Popov, L. K. (1997). The family virtues guide: Simple ways to bring out the best in our children and ourselves.

Santoso, S. I. (1978[1979]). Peta umum masalah pendidikan: Hubungan tujuan nasional (pendidikan makro) dengan tujuan individual (pendidikan mikro). Dalam Pembinaan watak. Jakarta. UI Pers.

Santoso, S. I. (1983[1987]). Pokok dasar pendidikan adalah hubungan antara guru dan orang tua anak. Dalam Pendidikan di Indonesia dari masa ke masa. Jakarta. CV. Masagung. 

Santoso, S. I. (1984a[1987]). Manusia dan kebutuhan belajar. Dalam Pendidikan di Indonesia dari masa ke masa. Jakarta. CV. Masagung. 
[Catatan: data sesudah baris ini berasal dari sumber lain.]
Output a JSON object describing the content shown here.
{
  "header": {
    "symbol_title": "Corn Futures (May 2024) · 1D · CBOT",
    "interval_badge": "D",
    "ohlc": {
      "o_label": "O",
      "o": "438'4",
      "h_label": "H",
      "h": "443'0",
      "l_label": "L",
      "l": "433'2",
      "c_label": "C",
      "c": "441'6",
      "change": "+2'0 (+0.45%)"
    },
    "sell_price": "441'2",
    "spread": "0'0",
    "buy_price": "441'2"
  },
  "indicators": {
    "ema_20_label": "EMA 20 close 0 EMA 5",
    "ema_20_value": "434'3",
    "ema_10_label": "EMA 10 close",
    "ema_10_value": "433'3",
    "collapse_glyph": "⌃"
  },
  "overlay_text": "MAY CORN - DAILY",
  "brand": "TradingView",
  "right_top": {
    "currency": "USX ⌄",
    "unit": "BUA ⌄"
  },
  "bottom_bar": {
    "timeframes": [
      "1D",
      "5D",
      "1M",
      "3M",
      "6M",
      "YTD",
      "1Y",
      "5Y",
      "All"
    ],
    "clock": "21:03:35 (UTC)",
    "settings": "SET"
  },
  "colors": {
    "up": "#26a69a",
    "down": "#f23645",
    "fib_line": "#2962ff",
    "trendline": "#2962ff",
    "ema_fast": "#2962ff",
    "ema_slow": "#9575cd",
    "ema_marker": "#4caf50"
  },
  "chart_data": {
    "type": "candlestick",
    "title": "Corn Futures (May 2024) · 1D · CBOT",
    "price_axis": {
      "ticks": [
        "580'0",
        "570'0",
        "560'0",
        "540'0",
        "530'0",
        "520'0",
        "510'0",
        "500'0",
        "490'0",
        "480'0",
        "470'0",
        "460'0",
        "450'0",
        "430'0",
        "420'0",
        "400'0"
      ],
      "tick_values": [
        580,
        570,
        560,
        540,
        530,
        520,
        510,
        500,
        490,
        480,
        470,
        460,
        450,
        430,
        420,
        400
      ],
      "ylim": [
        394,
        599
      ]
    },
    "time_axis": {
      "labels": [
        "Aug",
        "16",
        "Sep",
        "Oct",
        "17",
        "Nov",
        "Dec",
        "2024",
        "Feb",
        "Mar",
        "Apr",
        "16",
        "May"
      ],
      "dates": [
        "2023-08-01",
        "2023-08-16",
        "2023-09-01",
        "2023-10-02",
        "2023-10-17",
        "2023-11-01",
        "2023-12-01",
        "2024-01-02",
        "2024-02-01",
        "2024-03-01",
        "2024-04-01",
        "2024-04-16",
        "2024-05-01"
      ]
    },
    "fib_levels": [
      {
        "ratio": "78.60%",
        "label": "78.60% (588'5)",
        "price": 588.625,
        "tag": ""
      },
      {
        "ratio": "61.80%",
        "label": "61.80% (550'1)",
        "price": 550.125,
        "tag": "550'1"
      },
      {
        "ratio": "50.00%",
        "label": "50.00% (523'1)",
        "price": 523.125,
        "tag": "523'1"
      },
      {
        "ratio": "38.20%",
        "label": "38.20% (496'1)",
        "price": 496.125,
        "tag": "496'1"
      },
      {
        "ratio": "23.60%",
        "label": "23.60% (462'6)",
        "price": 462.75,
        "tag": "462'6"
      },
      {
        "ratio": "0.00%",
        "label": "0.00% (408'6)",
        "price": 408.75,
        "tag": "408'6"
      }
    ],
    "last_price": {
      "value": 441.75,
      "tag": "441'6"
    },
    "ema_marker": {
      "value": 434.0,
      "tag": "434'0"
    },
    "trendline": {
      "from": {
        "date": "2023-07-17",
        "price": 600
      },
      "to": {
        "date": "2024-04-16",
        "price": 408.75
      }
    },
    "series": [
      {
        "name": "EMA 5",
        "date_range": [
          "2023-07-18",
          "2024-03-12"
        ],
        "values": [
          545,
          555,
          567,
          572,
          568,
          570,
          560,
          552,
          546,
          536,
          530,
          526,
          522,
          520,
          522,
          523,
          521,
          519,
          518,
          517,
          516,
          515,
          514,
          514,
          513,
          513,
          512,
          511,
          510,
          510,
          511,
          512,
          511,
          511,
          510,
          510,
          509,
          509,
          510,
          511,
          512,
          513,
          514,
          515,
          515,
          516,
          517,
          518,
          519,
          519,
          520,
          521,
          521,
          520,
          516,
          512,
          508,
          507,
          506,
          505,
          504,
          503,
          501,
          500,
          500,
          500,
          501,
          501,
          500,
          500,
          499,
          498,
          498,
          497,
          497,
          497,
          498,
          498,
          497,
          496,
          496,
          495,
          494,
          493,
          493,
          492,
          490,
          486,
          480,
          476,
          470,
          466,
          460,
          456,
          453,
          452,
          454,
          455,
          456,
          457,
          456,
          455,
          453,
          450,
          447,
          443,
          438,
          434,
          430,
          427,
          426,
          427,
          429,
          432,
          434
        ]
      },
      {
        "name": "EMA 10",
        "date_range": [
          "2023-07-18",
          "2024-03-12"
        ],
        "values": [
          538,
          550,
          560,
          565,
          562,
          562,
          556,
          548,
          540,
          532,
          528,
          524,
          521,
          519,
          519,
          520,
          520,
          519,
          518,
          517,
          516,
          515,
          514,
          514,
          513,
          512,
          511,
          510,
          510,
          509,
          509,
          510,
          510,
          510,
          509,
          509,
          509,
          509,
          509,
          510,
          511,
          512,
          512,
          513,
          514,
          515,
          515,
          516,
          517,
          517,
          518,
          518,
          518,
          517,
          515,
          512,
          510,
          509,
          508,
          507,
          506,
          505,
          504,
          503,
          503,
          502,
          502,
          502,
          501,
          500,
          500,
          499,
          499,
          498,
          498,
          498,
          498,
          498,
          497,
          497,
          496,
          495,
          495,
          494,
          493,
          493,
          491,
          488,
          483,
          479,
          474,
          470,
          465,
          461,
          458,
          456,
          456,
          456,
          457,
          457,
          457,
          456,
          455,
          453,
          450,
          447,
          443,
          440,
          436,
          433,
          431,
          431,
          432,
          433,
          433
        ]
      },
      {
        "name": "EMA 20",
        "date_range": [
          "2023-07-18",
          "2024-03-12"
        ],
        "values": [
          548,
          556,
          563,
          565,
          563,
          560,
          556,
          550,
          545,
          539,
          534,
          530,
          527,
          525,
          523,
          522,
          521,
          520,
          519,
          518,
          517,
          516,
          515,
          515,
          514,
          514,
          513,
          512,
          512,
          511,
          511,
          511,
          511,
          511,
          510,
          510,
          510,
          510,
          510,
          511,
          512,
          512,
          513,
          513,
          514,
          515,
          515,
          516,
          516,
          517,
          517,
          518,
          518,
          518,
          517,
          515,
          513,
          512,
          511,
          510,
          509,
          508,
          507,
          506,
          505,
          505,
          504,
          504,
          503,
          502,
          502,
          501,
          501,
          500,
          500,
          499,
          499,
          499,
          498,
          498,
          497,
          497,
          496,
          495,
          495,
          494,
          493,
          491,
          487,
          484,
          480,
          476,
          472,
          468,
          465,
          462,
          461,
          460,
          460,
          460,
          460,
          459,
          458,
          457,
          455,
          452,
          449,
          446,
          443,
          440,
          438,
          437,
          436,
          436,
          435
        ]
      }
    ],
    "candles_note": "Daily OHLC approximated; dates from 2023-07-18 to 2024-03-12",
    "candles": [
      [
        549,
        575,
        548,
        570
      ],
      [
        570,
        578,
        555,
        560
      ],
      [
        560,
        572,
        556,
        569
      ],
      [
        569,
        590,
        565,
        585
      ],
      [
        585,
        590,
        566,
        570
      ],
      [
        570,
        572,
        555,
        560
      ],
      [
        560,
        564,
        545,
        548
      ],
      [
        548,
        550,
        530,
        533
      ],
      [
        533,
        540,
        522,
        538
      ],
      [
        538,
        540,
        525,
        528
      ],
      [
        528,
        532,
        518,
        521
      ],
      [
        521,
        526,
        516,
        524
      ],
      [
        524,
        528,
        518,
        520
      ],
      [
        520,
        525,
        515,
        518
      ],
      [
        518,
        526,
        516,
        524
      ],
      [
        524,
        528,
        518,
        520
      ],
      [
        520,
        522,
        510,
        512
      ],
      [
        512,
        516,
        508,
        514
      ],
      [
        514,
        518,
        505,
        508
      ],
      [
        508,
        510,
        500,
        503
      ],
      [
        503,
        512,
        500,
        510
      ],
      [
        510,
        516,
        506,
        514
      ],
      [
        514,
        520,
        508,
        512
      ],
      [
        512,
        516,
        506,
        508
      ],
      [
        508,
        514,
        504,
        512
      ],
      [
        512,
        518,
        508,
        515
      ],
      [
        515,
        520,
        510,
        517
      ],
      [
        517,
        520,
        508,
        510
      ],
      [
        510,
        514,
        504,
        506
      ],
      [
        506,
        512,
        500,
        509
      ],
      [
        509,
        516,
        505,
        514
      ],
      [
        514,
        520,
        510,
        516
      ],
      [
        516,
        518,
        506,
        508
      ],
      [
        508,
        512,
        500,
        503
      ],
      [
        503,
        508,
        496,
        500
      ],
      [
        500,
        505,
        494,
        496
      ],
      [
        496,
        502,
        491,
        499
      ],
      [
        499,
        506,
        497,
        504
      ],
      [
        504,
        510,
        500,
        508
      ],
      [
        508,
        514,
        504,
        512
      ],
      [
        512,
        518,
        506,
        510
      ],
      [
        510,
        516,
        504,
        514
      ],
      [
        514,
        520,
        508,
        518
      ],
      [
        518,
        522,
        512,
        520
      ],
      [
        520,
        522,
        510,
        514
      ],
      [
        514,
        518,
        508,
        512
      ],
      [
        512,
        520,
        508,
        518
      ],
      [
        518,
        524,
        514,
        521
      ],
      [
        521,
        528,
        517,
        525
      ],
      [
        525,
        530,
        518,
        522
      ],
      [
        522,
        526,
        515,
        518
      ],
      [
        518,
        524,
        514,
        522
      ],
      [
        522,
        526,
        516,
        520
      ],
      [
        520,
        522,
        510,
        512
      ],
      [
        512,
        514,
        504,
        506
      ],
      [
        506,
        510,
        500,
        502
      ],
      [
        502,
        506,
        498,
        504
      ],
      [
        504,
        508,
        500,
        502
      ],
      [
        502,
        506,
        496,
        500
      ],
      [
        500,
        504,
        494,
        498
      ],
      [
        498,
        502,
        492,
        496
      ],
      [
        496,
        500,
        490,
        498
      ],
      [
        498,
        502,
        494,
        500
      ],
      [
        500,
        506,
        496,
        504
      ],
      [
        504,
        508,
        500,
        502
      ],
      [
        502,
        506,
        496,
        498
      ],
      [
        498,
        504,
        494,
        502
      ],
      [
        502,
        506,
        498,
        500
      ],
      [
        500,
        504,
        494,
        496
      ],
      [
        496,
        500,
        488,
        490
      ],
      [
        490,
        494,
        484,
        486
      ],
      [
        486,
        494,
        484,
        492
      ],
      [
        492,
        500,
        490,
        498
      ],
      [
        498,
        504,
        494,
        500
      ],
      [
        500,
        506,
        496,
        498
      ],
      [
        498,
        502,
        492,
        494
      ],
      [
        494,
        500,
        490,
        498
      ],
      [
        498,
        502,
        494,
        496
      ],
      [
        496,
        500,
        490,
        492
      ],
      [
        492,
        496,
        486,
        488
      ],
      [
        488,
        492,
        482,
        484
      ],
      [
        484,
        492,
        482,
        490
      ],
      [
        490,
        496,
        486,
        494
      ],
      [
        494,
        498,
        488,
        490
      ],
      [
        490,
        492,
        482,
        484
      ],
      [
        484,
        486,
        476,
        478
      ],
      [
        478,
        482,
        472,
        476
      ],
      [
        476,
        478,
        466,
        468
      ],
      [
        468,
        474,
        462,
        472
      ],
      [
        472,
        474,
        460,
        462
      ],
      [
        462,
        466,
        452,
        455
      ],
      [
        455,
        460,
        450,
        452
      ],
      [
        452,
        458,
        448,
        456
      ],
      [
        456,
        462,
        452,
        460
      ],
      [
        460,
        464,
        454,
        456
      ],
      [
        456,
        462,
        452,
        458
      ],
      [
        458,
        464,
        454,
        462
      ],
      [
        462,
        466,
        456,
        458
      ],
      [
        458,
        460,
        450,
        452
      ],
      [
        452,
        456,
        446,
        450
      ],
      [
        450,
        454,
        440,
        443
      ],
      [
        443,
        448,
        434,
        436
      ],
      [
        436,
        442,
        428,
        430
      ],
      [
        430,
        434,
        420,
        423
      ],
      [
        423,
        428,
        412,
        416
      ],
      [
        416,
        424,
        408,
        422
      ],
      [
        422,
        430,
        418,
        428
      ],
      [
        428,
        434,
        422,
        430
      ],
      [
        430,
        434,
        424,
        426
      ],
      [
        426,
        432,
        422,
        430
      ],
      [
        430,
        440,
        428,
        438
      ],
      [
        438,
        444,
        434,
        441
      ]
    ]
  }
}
Santoso, S. I. (1984b[1987]). Menimbulkan semangat membaca di kalangan muda, siswa, mahasiswa, dan tenaga pengajar. Dalam Pendidikan di Indonesia dari masa ke masa. Jakarta. CV. Masagung. 

Santoso, S. I. (1985[1987]). Sumber daya manusia. Dalam Pendidikan di Indonesia dari masa ke masa. Jakarta. CV.  Masagung.  

Santoso, S. I. (1986[1987]). Pendidikan untuk critical mass. Dalam Pendidikan di Indonesia dari masa ke masa. Jakarta. CV. Masagung. 

Santoso, S. I. (1987). Budi pekerti. Dalam Pendidikan di Indonesia dari masa ke masa. Jakarta. CV. Masagung.